The history table includes these additional columns:

| Column                  | Description                                          |
| ----------------------- | ---------------------------------------------------- |
| `__artie_operation`     | The type of change (`CREATE`, `UPDATE`, or `DELETE`) |
| `__artie_updated_at`    | When Artie processed the change                      |
| `__artie_db_updated_at` | When the change occurred in your source database     |

<Accordion title="What do people use history tables for?">
  * Tracking data changes over time
  * Auditing and compliance
  * Data recovery and point-in-time analysis
</Accordion>

<Accordion title="How do I enable history mode?">
  1. Edit your pipeline
  2. Go into the `Tables` tab
  3. Find the table you want to enable history mode for and toggle the switch to enabled
  4. To enable history mode for multiple tables at once, select them using the checkboxes on the left side of the list
</Accordion>

## Schema evolution

Artie supports schema evolution out of the box - automatically creating destination tables, detecting and adding new columns, and optionally dropping deleted columns after a safety verification period.

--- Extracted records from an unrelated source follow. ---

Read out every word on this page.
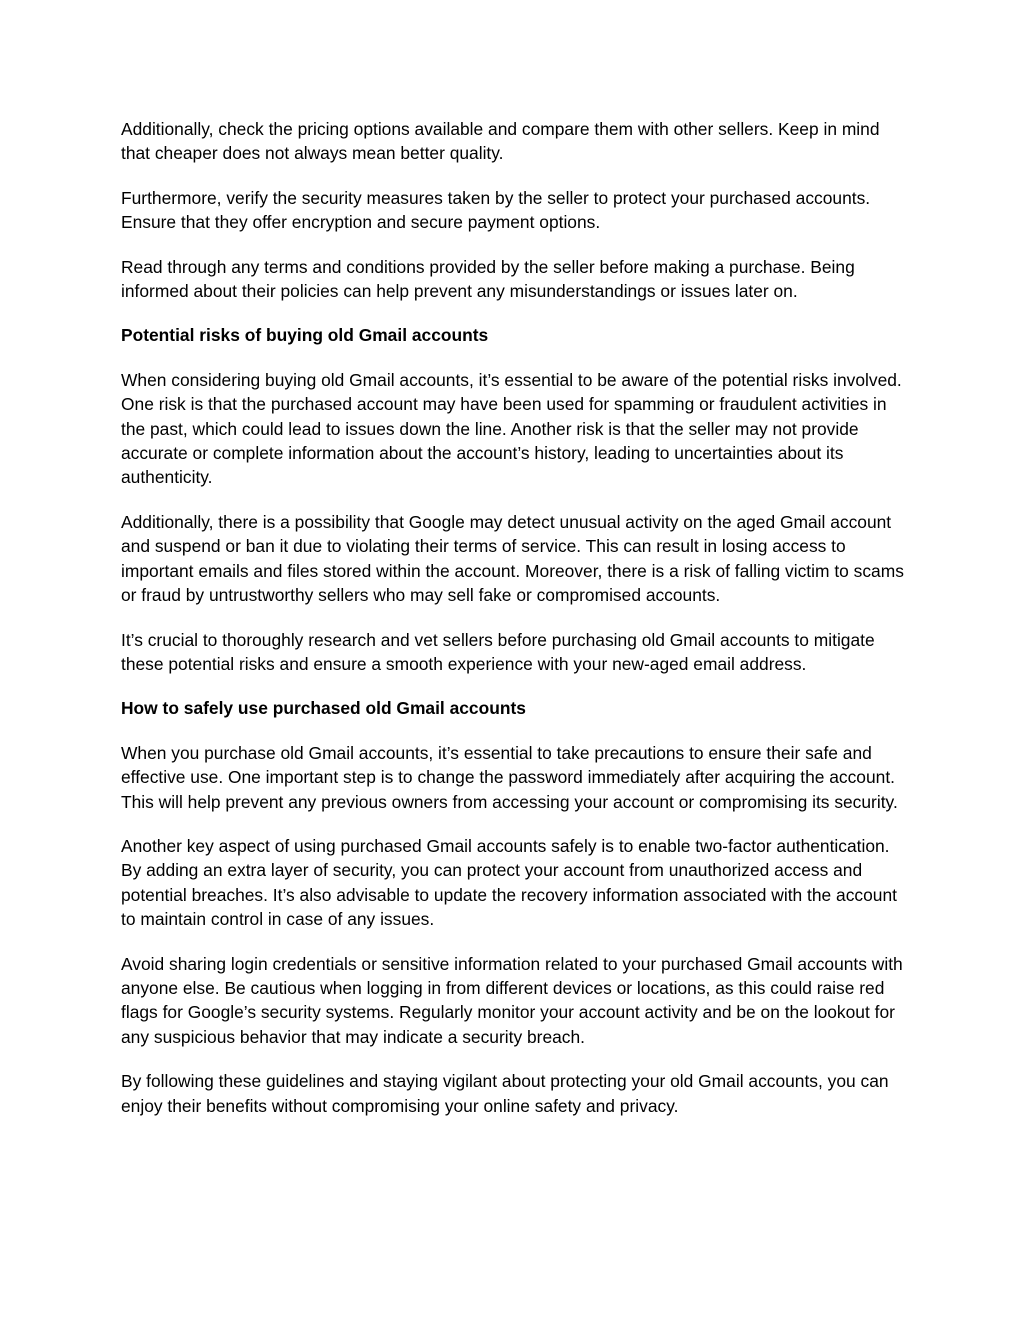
Additionally, check the pricing options available and compare them with other sellers. Keep in mind that cheaper does not always mean better quality.

Furthermore, verify the security measures taken by the seller to protect your purchased accounts. Ensure that they offer encryption and secure payment options.

Read through any terms and conditions provided by the seller before making a purchase. Being informed about their policies can help prevent any misunderstandings or issues later on.

Potential risks of buying old Gmail accounts

When considering buying old Gmail accounts, it’s essential to be aware of the potential risks involved. One risk is that the purchased account may have been used for spamming or fraudulent activities in the past, which could lead to issues down the line. Another risk is that the seller may not provide accurate or complete information about the account’s history, leading to uncertainties about its authenticity.

Additionally, there is a possibility that Google may detect unusual activity on the aged Gmail account and suspend or ban it due to violating their terms of service. This can result in losing access to important emails and files stored within the account. Moreover, there is a risk of falling victim to scams or fraud by untrustworthy sellers who may sell fake or compromised accounts.

It’s crucial to thoroughly research and vet sellers before purchasing old Gmail accounts to mitigate these potential risks and ensure a smooth experience with your new-aged email address.

How to safely use purchased old Gmail accounts

When you purchase old Gmail accounts, it’s essential to take precautions to ensure their safe and effective use. One important step is to change the password immediately after acquiring the account. This will help prevent any previous owners from accessing your account or compromising its security.

Another key aspect of using purchased Gmail accounts safely is to enable two-factor authentication. By adding an extra layer of security, you can protect your account from unauthorized access and potential breaches. It’s also advisable to update the recovery information associated with the account to maintain control in case of any issues.

Avoid sharing login credentials or sensitive information related to your purchased Gmail accounts with anyone else. Be cautious when logging in from different devices or locations, as this could raise red flags for Google’s security systems. Regularly monitor your account activity and be on the lookout for any suspicious behavior that may indicate a security breach.

By following these guidelines and staying vigilant about protecting your old Gmail accounts, you can enjoy their benefits without compromising your online safety and privacy.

For a full explanation of how schema evolution works, including column exclusion/inclusion and hard deletes for columns, see the [Schema evolution guide](/guides/artie/schema-evolution).

## Table settings

To find table settings, click on your pipeline > `Edit` > `Tables` > `Table settings`.

### General

#### Use different name in destination

This setting allows you to define a new table alias. If your source table is named `foo`, you can name it `bar`.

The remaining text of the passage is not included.